These are short bites of the history of the association from the documents we still have in our possession and memories from members past and present.
The foundation and rise of the association
The association we have today we belive can be traced right back to these early days, We do have evidence of the interest in beekeeping for at least two generations of the Byng Family, in fact the Reverend Bing was a president of the association in the mid 1800's.Barnet & District Beekeepers Association is recorded in the British Beekeepers Journal as being formed by Mr Cutbush of Muswell Hill in 1911. The original association was to cover the areas of North Middlesex
The Barnet & District Beekeepers Association has kept the tradition of holding an Annual Honey Show since the formation of the association in 1911, with the exception of a few years during the First World War. The association still has a copy of the first Honey Show minutes describing the details of the event and its organisation.
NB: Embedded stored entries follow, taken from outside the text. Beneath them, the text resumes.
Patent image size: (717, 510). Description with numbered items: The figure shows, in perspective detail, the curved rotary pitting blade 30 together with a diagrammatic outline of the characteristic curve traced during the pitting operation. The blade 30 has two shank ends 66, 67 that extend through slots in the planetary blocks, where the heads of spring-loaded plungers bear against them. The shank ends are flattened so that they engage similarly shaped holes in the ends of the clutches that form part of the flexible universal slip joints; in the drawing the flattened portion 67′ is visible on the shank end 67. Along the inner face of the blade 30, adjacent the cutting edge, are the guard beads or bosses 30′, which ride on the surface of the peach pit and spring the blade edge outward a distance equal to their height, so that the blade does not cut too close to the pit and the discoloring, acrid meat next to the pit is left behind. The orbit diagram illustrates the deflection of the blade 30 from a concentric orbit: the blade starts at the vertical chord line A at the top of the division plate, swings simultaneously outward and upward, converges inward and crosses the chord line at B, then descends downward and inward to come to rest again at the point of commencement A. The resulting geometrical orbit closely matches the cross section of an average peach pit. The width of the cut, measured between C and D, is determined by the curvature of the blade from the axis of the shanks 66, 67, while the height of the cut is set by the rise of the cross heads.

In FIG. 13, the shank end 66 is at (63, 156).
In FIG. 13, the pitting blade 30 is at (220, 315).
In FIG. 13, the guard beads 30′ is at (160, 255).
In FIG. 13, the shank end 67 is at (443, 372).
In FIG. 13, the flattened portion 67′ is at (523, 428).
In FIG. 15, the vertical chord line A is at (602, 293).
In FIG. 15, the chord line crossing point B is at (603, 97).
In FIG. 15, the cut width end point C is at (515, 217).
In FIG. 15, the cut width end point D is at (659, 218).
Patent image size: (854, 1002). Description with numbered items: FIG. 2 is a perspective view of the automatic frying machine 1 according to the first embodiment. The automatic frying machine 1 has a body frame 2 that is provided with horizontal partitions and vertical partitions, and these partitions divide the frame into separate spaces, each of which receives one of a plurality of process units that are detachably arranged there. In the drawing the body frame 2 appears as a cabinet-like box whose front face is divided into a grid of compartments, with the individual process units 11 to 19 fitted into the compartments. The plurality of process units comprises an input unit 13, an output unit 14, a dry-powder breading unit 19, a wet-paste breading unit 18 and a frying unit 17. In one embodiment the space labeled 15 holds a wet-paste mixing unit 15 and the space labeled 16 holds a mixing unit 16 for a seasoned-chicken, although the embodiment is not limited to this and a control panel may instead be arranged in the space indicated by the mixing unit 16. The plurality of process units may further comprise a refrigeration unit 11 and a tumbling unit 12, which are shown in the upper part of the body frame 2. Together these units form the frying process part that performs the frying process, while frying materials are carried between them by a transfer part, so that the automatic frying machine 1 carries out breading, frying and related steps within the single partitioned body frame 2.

The more formal meetings of the Barnet & District Beekeepers Association are held in a shared club house at Whalebones Park, Barnet, that has been held in trust since the 1980's. Whalebones Park is also the location of our training apiary, used in the training of new bee keepers and people interested in becoming bee keepers. There are also a number of association apiaries at Mill Hill, Chipping Barnet, East Barnet, Arkley, Shenley and South Mimms
World War I to World War II
1918 to 1930
Between 1918 and the late 30's the Association was very active, in the late 20's a group of members who worked at the Elstree film studios made a sixty minute silent film titled 'The year of the Bee' (We still have a copy of the film in our possession). The film was a great success and sold some 2500 copies world wide. During the 1970's it was transferred to VHS format and recently we have made the film available to all. It can be viewed on this web site and YouTube.
1930 to 1940
World War II, Dig for Victory to the modern Association
1940 to 2000
The Second World War caused the Association to mushroom in size to some 400 members, however the coming of peace also brought a change as the number of members declined rapidly, in spite of this the Association remained active, this is evidenced by the presentation of six more cups and trophies over the next forty years.
1957 - The Helen Wright Mead Mazer
1966 - The Tollington Shield
1982 - The Geoff Matthews Cup
1990 - The Ralph West Dry Mead
1994 - The Joe & Edna Price Trophy
The New Milenium
In 2000 the Millennium Commission gave the Association a grant of £2,275 for the purchase of beekeeping equipment and protective clothing.
2002 saw the lowest number of members on record, this led the Committee at the time to consider dissolving the Association, a low point in the Associations history, which was to become the fulcrum of the association's rejuvenation.
At a stormy AGM in November 2003 the remaining Association members unanimously rejected the proposition to dissolve the Association and a year later in November 2004 a new committee committed to make positive changes to the Association took over the management and day to day running of the Association.
The greatest change was to adopted a policy of actively recruiting and training new beekeepers, this coincided with the growing awareness of the natural environment, the importance of the honey bee and our dependence on its survival.
An active training program was developed for the new beekeepers, supported by a search for, and securing of, suitable sites within the Barnet area to provide members with an apiary to keep their bees who otherwise would not have been able to. Since this point the Association has grown and continues to thrive.
In 2011 we celebrated our 100th birthday.